Willerth’s bioprinted neural tissues, similar to spinal cord tis­sue, can also serve as a powerful new tool for screening drugs to treat spinal-cord injury.

Pharmaceutical companies are very interested because our neural-tissue models will allow them to do preclinical screening and testing of drug compounds on more humanized tissues, and this more accurately represents the in vivo response to treatment.
—Biomedical engineer Stephanie Willerth

Willerth is collaborating with University of British Columbia neurologist Dr. Haakon Nygaard to reprogram skin cells from patients with different subtypes of Alzheimer’s disease into neu­ral tissues for drug screening to help identify more effective drug treatments. “By reprogramming stem-cell lines containing different genetic mutations associated with Alzheimer’s dis­ease, we can use personalized medicine to screen for drug tar­gets to treat different subsets of the disease,” she says.

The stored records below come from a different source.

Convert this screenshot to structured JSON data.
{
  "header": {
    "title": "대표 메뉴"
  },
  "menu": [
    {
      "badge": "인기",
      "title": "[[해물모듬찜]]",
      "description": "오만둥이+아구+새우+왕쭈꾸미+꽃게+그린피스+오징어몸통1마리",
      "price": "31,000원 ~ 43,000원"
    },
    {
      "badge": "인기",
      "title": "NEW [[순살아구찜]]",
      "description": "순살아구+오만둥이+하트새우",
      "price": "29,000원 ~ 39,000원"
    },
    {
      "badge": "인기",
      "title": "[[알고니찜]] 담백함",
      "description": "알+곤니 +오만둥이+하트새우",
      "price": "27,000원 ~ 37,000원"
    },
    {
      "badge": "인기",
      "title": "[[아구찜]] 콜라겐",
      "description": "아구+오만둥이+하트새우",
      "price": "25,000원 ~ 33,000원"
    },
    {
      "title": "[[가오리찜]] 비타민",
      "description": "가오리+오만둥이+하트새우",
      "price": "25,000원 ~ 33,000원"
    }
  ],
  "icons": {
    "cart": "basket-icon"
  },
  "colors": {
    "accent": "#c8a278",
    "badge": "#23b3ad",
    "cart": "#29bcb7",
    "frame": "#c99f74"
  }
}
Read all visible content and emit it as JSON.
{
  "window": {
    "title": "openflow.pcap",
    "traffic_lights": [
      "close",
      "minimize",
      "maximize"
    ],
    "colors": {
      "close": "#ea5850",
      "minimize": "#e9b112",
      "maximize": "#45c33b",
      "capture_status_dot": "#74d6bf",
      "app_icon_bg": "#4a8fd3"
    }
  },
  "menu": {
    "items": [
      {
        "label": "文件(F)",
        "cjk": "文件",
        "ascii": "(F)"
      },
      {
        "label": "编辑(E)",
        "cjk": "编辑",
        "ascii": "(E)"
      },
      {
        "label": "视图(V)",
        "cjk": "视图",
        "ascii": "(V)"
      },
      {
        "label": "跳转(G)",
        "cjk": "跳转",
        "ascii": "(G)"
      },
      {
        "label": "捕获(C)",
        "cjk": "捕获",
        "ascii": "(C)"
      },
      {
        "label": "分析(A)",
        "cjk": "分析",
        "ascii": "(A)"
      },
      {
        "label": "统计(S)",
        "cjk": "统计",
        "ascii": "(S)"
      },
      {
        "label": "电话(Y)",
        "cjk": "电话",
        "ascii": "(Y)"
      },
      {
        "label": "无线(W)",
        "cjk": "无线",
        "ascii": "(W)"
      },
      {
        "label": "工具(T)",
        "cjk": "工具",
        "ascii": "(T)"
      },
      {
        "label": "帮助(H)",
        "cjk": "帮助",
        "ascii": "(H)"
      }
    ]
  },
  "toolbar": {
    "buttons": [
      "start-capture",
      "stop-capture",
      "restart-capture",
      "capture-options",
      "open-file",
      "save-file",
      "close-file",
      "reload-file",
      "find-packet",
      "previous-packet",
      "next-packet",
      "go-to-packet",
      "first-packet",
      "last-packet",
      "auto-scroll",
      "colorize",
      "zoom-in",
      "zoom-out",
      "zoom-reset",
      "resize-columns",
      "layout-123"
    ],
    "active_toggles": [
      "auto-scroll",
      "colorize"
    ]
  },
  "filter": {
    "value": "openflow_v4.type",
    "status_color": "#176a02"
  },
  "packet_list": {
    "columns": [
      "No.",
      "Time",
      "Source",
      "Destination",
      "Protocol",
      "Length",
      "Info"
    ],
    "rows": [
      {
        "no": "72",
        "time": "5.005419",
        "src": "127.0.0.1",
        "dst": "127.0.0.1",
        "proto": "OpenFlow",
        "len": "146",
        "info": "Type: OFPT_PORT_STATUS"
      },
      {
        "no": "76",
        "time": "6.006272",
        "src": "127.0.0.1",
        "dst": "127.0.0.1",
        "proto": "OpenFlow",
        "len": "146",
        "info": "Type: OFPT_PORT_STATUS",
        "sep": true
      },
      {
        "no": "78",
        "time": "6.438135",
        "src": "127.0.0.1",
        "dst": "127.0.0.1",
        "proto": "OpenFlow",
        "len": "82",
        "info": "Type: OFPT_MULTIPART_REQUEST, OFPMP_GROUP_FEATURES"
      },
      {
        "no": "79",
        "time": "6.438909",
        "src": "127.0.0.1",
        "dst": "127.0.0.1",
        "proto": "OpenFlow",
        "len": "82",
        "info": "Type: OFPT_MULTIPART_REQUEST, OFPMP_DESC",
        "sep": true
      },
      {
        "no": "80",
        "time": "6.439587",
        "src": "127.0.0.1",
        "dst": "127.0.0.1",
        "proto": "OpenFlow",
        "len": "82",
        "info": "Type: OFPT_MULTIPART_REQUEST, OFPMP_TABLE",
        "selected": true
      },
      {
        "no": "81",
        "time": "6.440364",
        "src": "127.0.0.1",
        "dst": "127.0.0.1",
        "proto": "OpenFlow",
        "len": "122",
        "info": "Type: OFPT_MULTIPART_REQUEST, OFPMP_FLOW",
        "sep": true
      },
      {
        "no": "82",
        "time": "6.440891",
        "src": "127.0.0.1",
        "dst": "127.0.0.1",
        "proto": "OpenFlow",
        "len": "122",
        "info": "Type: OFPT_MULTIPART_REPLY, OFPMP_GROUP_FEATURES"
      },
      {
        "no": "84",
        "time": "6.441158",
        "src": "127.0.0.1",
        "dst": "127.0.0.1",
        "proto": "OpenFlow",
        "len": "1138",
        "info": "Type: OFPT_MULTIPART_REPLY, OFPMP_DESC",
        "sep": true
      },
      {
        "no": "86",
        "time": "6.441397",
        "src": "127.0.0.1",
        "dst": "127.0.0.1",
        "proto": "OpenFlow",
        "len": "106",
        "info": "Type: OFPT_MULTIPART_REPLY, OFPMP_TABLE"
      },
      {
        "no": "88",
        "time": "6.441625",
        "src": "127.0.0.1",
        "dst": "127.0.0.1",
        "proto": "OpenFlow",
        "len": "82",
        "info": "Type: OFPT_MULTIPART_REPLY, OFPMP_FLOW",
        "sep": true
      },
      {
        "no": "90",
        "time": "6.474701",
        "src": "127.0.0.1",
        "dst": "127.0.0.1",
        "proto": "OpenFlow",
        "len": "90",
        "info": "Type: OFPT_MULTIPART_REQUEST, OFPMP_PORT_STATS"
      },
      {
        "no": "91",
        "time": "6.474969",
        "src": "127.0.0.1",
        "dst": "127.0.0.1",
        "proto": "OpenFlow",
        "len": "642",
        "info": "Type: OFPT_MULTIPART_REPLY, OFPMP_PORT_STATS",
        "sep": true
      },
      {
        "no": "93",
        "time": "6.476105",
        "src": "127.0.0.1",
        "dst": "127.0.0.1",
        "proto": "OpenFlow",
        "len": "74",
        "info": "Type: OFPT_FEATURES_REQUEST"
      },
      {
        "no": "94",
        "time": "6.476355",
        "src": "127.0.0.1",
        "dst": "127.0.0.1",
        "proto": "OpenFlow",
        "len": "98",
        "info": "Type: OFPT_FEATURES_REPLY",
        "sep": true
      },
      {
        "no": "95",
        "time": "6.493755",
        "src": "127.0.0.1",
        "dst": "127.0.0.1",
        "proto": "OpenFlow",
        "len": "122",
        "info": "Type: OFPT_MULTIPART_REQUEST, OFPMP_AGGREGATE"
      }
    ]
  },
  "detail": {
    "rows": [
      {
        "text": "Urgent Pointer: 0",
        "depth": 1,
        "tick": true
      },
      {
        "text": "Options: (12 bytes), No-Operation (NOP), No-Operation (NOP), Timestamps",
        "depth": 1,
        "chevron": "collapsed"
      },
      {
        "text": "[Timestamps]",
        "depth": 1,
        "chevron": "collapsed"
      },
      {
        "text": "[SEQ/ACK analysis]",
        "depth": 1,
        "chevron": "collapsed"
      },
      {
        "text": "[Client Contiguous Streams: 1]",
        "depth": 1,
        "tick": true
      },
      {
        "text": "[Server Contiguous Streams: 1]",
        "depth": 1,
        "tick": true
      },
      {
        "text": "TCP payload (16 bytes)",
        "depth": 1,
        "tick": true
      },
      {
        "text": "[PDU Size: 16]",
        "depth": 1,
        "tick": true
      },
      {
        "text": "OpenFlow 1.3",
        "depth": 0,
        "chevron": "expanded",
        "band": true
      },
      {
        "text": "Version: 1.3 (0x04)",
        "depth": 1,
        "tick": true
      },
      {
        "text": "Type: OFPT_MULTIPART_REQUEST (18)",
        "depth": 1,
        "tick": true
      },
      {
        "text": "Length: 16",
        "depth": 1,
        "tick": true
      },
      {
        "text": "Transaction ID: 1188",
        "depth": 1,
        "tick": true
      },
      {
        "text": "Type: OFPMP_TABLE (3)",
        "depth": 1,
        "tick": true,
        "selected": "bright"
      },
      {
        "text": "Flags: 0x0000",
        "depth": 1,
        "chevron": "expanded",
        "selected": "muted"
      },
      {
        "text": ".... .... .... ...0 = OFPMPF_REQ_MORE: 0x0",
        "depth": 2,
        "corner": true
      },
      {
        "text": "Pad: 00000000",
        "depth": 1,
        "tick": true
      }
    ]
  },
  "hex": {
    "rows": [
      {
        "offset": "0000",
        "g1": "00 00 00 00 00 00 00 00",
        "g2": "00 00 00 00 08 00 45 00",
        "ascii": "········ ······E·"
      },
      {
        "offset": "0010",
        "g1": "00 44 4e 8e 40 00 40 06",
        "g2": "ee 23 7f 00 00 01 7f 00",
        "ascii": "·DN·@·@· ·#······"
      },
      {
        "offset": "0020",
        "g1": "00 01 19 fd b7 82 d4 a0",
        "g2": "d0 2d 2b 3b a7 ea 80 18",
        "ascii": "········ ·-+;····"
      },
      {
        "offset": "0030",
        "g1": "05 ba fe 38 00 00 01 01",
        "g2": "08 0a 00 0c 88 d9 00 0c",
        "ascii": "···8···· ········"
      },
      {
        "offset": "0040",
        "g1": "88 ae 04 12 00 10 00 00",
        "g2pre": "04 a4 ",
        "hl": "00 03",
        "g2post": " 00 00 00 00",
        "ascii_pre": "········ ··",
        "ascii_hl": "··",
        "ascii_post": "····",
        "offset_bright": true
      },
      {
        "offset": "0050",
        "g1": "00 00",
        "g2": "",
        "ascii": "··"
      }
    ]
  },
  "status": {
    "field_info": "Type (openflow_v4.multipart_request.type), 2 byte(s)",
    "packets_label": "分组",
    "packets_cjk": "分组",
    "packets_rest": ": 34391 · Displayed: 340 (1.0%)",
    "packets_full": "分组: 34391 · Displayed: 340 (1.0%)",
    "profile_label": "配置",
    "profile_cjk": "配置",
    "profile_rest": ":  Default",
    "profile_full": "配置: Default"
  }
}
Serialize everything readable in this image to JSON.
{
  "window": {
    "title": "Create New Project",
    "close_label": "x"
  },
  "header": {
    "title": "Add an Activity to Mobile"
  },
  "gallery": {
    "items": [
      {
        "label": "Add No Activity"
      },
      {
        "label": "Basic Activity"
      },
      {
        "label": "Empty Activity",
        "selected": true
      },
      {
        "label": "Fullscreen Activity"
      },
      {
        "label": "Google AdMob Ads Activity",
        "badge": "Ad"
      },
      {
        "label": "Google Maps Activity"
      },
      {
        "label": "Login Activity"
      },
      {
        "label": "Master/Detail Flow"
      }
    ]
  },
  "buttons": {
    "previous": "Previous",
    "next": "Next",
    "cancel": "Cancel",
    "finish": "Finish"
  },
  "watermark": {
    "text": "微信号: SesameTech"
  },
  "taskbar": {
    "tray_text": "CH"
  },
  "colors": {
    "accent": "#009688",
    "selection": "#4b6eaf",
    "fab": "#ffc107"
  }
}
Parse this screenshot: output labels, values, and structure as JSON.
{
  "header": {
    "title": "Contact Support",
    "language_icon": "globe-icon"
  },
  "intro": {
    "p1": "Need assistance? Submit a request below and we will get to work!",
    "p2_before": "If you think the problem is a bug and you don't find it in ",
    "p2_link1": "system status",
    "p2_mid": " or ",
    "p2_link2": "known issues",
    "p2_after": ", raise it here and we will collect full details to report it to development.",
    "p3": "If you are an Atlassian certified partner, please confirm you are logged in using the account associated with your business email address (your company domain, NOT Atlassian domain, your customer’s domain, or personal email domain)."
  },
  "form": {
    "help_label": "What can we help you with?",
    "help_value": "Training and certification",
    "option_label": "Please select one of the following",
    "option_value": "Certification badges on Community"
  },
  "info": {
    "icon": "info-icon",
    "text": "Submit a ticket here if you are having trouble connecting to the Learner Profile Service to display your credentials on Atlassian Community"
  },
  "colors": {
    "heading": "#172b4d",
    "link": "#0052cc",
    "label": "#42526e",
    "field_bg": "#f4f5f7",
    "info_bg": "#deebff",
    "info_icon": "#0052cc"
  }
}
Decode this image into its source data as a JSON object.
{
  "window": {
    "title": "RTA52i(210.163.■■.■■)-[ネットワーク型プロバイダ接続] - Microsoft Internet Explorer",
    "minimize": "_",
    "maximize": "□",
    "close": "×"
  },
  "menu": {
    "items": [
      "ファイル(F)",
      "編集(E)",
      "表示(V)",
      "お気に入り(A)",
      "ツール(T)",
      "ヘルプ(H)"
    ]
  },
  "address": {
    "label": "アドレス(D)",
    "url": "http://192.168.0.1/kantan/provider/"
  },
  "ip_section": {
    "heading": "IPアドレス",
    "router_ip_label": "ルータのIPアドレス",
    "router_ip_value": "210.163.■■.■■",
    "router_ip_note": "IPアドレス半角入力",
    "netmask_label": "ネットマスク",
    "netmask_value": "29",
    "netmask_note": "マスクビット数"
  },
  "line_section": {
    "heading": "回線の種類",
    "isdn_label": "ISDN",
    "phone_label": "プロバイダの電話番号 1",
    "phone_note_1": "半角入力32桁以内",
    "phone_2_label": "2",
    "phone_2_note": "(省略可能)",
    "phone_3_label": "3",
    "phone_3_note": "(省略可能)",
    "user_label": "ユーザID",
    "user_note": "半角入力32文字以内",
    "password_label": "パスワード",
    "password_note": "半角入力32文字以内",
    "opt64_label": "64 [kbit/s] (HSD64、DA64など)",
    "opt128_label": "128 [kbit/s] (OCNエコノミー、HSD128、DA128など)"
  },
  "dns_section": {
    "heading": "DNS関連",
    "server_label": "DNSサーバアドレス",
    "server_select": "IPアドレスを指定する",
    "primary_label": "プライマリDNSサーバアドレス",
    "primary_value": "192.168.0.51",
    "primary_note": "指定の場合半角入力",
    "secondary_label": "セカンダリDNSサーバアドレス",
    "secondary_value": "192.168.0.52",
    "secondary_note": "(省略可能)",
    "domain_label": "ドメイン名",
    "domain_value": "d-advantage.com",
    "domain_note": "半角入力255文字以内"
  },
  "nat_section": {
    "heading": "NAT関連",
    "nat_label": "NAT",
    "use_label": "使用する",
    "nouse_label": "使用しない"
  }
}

Willerth’s lab is also harnessing the tools of regenerative medicine to investigate new approaches to treating glioblas­toma, an aggressive form of brain cancer known in Canada for claiming the life of musician Gord Downie. In a study with UVic undergraduate student and Provost Award winner Christopher Lee, Willerth used a cocktail of small molecules to reprogram glioblastoma cells into nonproliferating, healthy neurons, an approach that could potentially be used to inhibit the spread of glioblastoma cells. Willerth and Lee also created a novel 3D printed glioblastoma tumour model using a fibrin-based bioink for drug screening. “The advantage of testing in a 3D glioblas­toma tumour model is that it’s closer to a tumour in the human body, which gives you better idea of a drug’s effectiveness and toxicity,” she says.